Il a rappelé que les mains-courantes étaient à l'origine des outils de gestion des ressources humaines dans les services de police et de gendarmerie, qui permettaient notamment de retracer les activités qui ne se rattachaient pas directement à la recherche d'une infraction, citant l'exemple du transfèrement des détenus qui occupe de 25 à 30 % des effectifs des directions départementales de la sécurité publique.
Il a ajouté que l'OND estimait qu'environ 120.000 délits figuraient dans les mains-courantes, qui ne devraient pourtant pas y être mentionnés.
Il a indiqué que le conseil d'orientation de l'Observatoire national de la délinquance avait déjà émis une proposition tendant à le placer sous la tutelle des ministères compétents, ajoutant que la présence du ministère de la santé serait aussi souhaitable.
Enfin, il a déclaré que l'OND n'avait jamais été complaisant à propos de la fiabilité de l'état 4001. Il a ajouté que les résultats obtenus en parallèle par le biais des enquêtes de victimation avaient considérablement enrichi la connaissance de la délinquance. Il s'est félicité de ce que ces enquêtes figurent désormais parmi les plus réputées dans le monde.
M. Jacques Mahéas a critiqué le fait que les publications les plus récentes de l'Observatoire pouvaient faire croire à une baisse des violences aux personnes, alors qu'en réalité seul un ralentissement de l'augmentation de ces violences est constaté.
M. Pierre-Yves Collombat s'est demandé si le mode de comptabilisation des faits de délinquance retenu par l'Observatoire était pertinent pour retracer les évolutions mensuelles de la délinquance.

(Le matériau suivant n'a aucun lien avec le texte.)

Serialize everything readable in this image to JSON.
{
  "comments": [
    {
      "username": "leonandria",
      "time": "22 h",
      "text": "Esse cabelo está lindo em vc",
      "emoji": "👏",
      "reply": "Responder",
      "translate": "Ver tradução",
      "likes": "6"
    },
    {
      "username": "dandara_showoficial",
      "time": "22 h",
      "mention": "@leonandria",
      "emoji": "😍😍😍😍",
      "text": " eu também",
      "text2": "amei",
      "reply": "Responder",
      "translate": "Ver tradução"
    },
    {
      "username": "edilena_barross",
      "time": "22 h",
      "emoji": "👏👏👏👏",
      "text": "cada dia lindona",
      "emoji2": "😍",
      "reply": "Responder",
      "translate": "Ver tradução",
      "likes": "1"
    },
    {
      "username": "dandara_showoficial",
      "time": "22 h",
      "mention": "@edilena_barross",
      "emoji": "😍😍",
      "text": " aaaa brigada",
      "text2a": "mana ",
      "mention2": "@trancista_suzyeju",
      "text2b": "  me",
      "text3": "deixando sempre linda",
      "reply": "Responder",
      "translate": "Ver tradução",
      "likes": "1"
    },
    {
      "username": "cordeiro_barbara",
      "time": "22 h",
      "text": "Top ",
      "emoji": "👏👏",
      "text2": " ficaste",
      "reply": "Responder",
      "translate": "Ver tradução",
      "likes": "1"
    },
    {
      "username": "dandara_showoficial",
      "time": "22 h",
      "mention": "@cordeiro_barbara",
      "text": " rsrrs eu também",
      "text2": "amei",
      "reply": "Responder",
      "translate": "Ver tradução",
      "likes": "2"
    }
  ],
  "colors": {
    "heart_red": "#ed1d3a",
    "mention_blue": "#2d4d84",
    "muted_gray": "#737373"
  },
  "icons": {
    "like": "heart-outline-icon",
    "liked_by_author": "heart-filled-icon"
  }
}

M. Alain Bauer, président du conseil d'orientation de l'observatoire national de la délinquance , a souligné que les statistiques de l'Observatoire commentaient les évolutions de la délinquance sur les 20 derniers mois, et ne portaient pas sur les chiffres bruts. Il a fait observer que ce choix permettait d'éviter les difficultés de comptabilisation rencontrées auparavant, considérant que des analyses seulement mensuelles ou même annuelles n'étaient pas susceptibles de dégager les évolutions réelles de la délinquance, lesquelles ne pouvaient être appréhendées que dans un temps long.
Il a ajouté que l'outil statistique devait en tout état de cause être sans cesse réévalué et, le cas échéant, reconstruit.
Il a indiqué qu'à titre personnel il aurait souhaité la disparition de l'état 4001. Il a néanmoins relevé que la réforme de cet outil statistique ainsi que sa correction grâce aux résultats des enquêtes de victimation avaient eu pour effet d'atténuer ses défauts les plus criants.
M. Robert Badinter s'est félicité de ce qu'un organisme tel que l'OND ait été institué en France, soulignant que jusqu'alors les données statistiques, aux mains du ministère de l'intérieur, témoignaient d'une « fantaisie » orchestrée par les gouvernements. Il a jugé cette création d'autant plus salutaire que les données statistiques font, par nature, l'objet d'une intense exploitation politique. Il a en conséquence souhaité que l'Observatoire accède à un statut réellement pluridisciplinaire tout en étant soumis à la tutelle conjointe des ministres de la justice, de l'intérieur et de la défense.
Il a plaidé en faveur d'un traitement uniforme des données brutes que sont les faits portés à la connaissance des services de police et de gendarmerie, afin d'éviter la situation actuelle qui se caractérise par l'appréciation au cas par cas, par l'autorité de police ou de gendarmerie, de l'opportunité d'enregistrer ou d'inscrire en main-courante les faits qui leur sont relatés.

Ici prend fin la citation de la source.